When you look at other early education teaching areas — arithmetic is a good example — you see there’s no unanimity among teachers about how the subject is best taught. But, you’ll also find a degree of tolerance among advocates and an acknowledgment that some students learn better with one teaching approach while other students do better with another.

There’s also agreement that mixing teaching methods works particularly well. Writing in a 2012 Concordia University blog addressing teachers, Dr. Alisa Bates writes, “The key to teaching basic math skills that students can apply and remember for future instruction is to use several teaching strategies.”

Looking back at the history of the reading wars, it becomes clear that there’s more than pedagogical disagreement underlying the dispute.
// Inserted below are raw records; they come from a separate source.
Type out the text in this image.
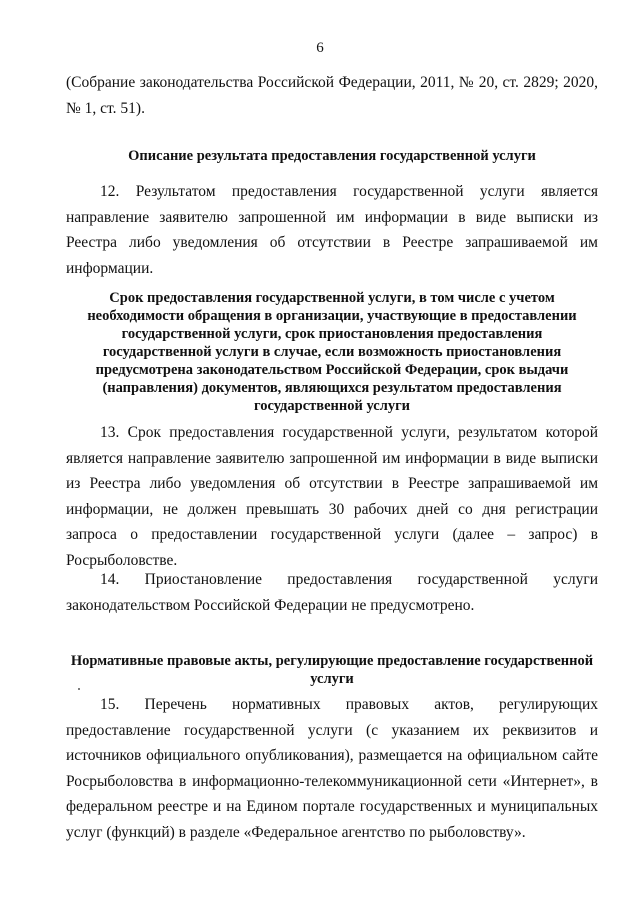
6

(Собрание законодательства Российской Федерации, 2011, № 20, ст. 2829; 2020, № 1, ст. 51).

Описание результата предоставления государственной услуги

12. Результатом предоставления государственной услуги является направление заявителю запрошенной им информации в виде выписки из Реестра либо уведомления об отсутствии в Реестре запрашиваемой им информации.

Срок предоставления государственной услуги, в том числе с учетом необходимости обращения в организации, участвующие в предоставлении государственной услуги, срок приостановления предоставления государственной услуги в случае, если возможность приостановления предусмотрена законодательством Российской Федерации, срок выдачи (направления) документов, являющихся результатом предоставления государственной услуги

13. Срок предоставления государственной услуги, результатом которой является направление заявителю запрошенной им информации в виде выписки из Реестра либо уведомления об отсутствии в Реестре запрашиваемой им информации, не должен превышать 30 рабочих дней со дня регистрации запроса о предоставлении государственной услуги (далее – запрос) в Росрыболовстве.

14. Приостановление предоставления государственной услуги законодательством Российской Федерации не предусмотрено.

Нормативные правовые акты, регулирующие предоставление государственной услуги

15. Перечень нормативных правовых актов, регулирующих предоставление государственной услуги (с указанием их реквизитов и источников официального опубликования), размещается на официальном сайте Росрыболовства в информационно-телекоммуникационной сети «Интернет», в федеральном реестре и на Едином портале государственных и муниципальных услуг (функций) в разделе «Федеральное агентство по рыболовству».
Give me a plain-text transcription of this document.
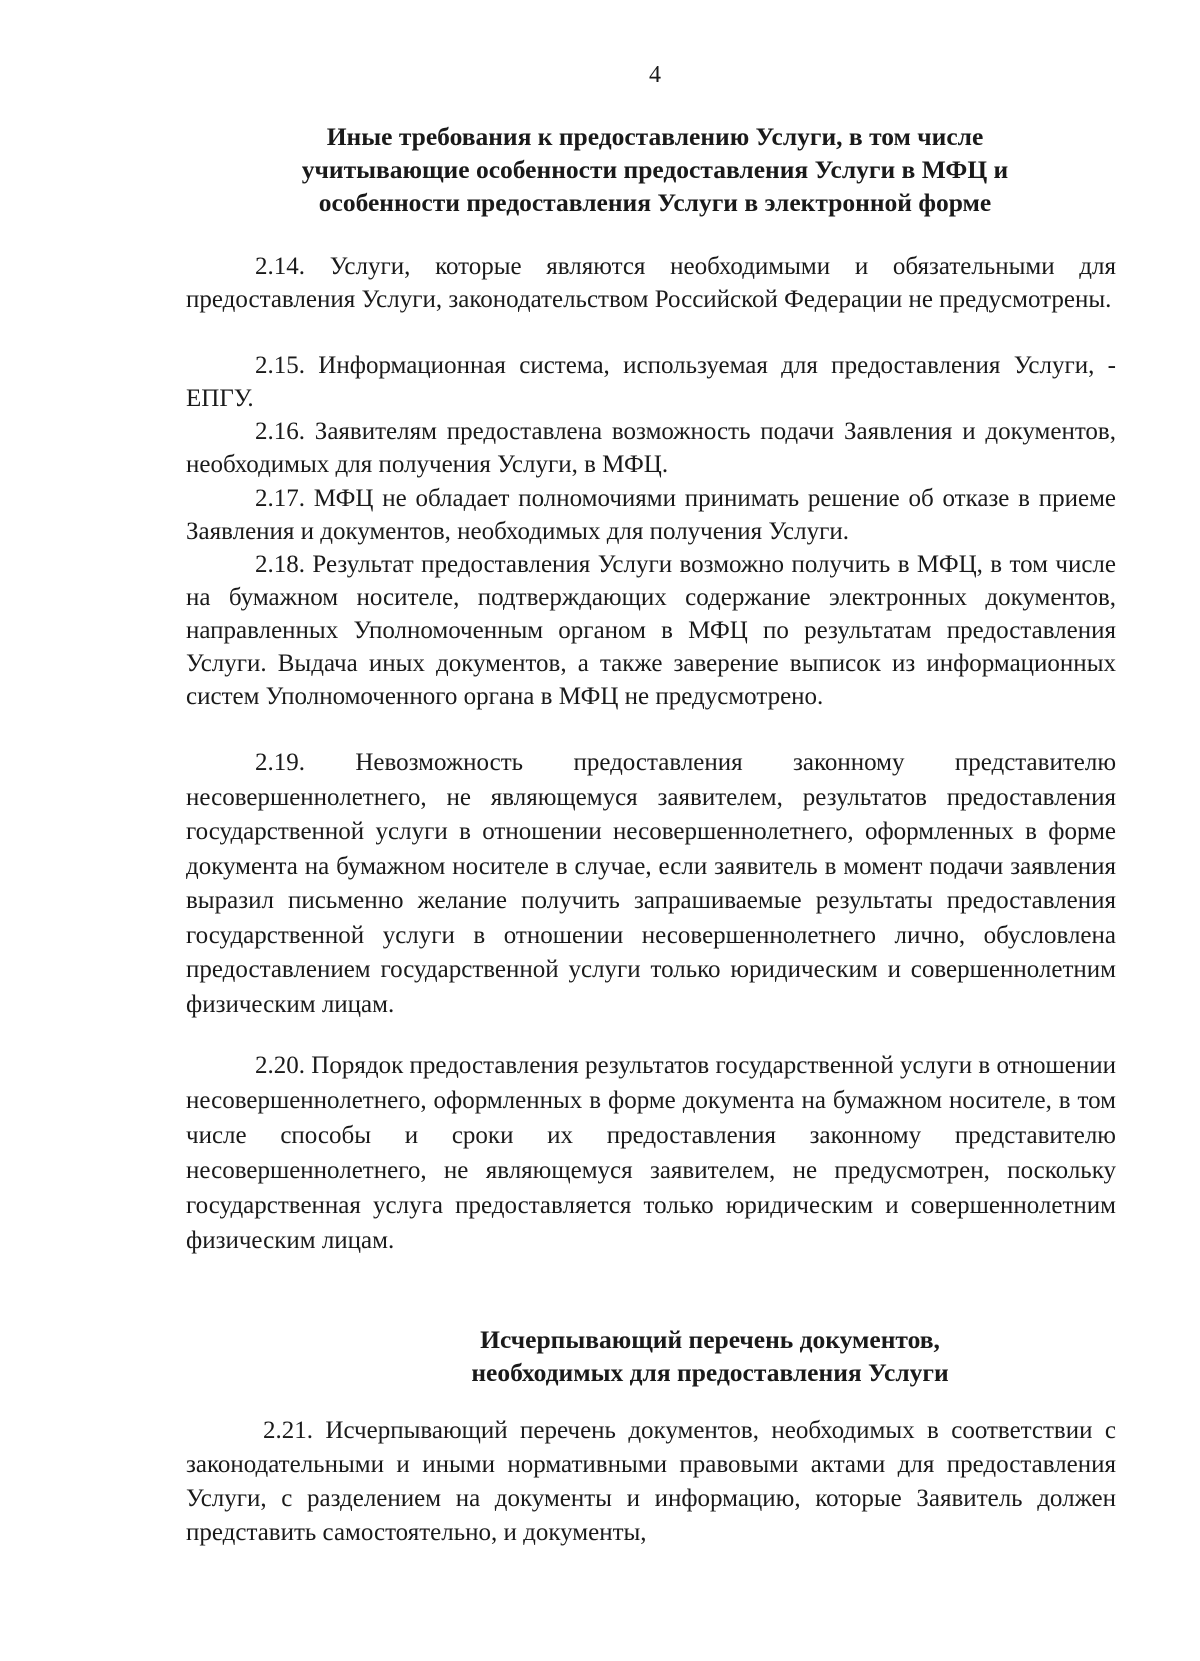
4
Иные требования к предоставлению Услуги, в том числе
учитывающие особенности предоставления Услуги в МФЦ и
особенности предоставления Услуги в электронной форме
2.14. Услуги, которые являются необходимыми и обязательными для предоставления Услуги, законодательством Российской Федерации не предусмотрены.
2.15. Информационная система, используемая для предоставления Услуги, - ЕПГУ.
2.16. Заявителям предоставлена возможность подачи Заявления и документов, необходимых для получения Услуги, в МФЦ.
2.17. МФЦ не обладает полномочиями принимать решение об отказе в приеме Заявления и документов, необходимых для получения Услуги.
2.18. Результат предоставления Услуги возможно получить в МФЦ, в том числе на бумажном носителе, подтверждающих содержание электронных документов, направленных Уполномоченным органом в МФЦ по результатам предоставления Услуги. Выдача иных документов, а также заверение выписок из информационных систем Уполномоченного органа в МФЦ не предусмотрено.
2.19. Невозможность предоставления законному представителю несовершеннолетнего, не являющемуся заявителем, результатов предоставления государственной услуги в отношении несовершеннолетнего, оформленных в форме документа на бумажном носителе в случае, если заявитель в момент подачи заявления выразил письменно желание получить запрашиваемые результаты предоставления государственной услуги в отношении несовершеннолетнего лично, обусловлена предоставлением государственной услуги только юридическим и совершеннолетним физическим лицам.
2.20. Порядок предоставления результатов государственной услуги в отношении несовершеннолетнего, оформленных в форме документа на бумажном носителе, в том числе способы и сроки их предоставления законному представителю несовершеннолетнего, не являющемуся заявителем, не предусмотрен, поскольку государственная услуга предоставляется только юридическим и совершеннолетним физическим лицам.
Исчерпывающий перечень документов,
необходимых для предоставления Услуги
2.21. Исчерпывающий перечень документов, необходимых в соответствии с законодательными и иными нормативными правовыми актами для предоставления Услуги, с разделением на документы и информацию, которые Заявитель должен представить самостоятельно, и документы,
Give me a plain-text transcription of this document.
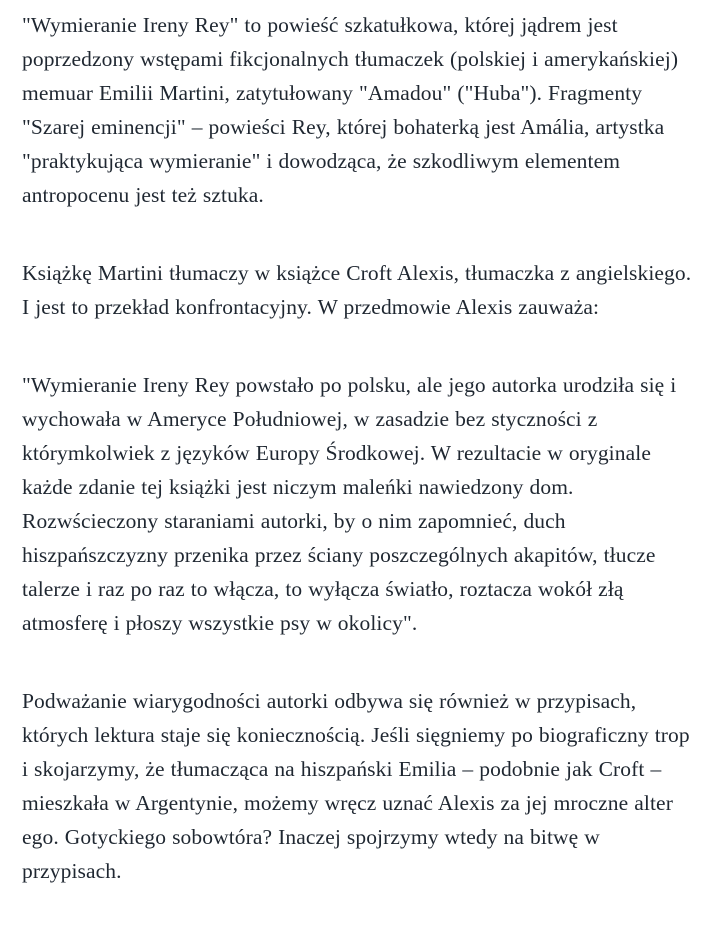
"Wymieranie Ireny Rey" to powieść szkatułkowa, której jądrem jest poprzedzony wstępami fikcjonalnych tłumaczek (polskiej i amerykańskiej) memuar Emilii Martini, zatytułowany "Amadou" ("Huba"). Fragmenty "Szarej eminencji" – powieści Rey, której bohaterką jest Amália, artystka "praktykująca wymieranie" i dowodząca, że szkodliwym elementem antropocenu jest też sztuka.

Książkę Martini tłumaczy w książce Croft Alexis, tłumaczka z angielskiego. I jest to przekład konfrontacyjny. W przedmowie Alexis zauważa:

"Wymieranie Ireny Rey powstało po polsku, ale jego autorka urodziła się i wychowała w Ameryce Południowej, w zasadzie bez styczności z którymkolwiek z języków Europy Środkowej. W rezultacie w oryginale każde zdanie tej książki jest niczym maleńki nawiedzony dom. Rozwścieczony staraniami autorki, by o nim zapomnieć, duch hiszpańszczyzny przenika przez ściany poszczególnych akapitów, tłucze talerze i raz po raz to włącza, to wyłącza światło, roztacza wokół złą atmosferę i płoszy wszystkie psy w okolicy".

Podważanie wiarygodności autorki odbywa się również w przypisach, których lektura staje się koniecznością. Jeśli sięgniemy po biograficzny trop i skojarzymy, że tłumacząca na hiszpański Emilia – podobnie jak Croft – mieszkała w Argentynie, możemy wręcz uznać Alexis za jej mroczne alter ego. Gotyckiego sobowtóra? Inaczej spojrzymy wtedy na bitwę w przypisach.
One of the better-known promoters of phonics was Phyllis Schlafly, a controversial conservative movement celebrity particularly reviled by liberal activists, women especially, for her public opposition to the Equal Right Amendment.

Being a Catholic, and having been educated in Catholic schools that commonly taught phonics, she was an early and abrasive proponent of that reading method. Soon, phonics became identified with political and religious conservatives and whole language became identified with liberals.

In the reading wars, each side’s coincidental connection with one method or the other assumed a larger significance that grew with the widespread adoption of phonics instruction in fundamentalist Christian schools. The battle had been joined and continues today: Christian conservatives who favor phonics vs. liberals who favor whole language instruction.

When Will It End?

Objectively, who can say when this battle ends? My own opinion, as a former English teacher, is that the devolution of reading methods into a sectarian battle that’s really about something else, us vs. them, is one more regrettable instance of our national polarization into two camps that oppose each other about almost everything.

What typifies this polarization is a deep distrust of the other side’s motives and an unwillingness to accept whatever evidence the opposing side provides. Most teachers with actual classroom experience know a reality that’s far more nuanced. Phonics, for instance, works best when it’s introduced early.

Older kids have more associational experience generally and as their vocabulary grows, they recognize words on the printed page through association — they’re less dependent on sounding words out. And, of course, some kids take to one method, other kids take to the other.

Studies have repeatedly shown that kids who come from relatively affluent backgrounds and from families with larger vocabularies where reading is a part of daily life do equally well with either method. This suggests that reading difficulties don’t originate with the teaching method, but arise from cultural deficits and, especially, poverty.

As the title of a 2018 Washington Post article asserts, “…the ‘reading wars’ are a waste of time. ” I agree, but expect it to continue.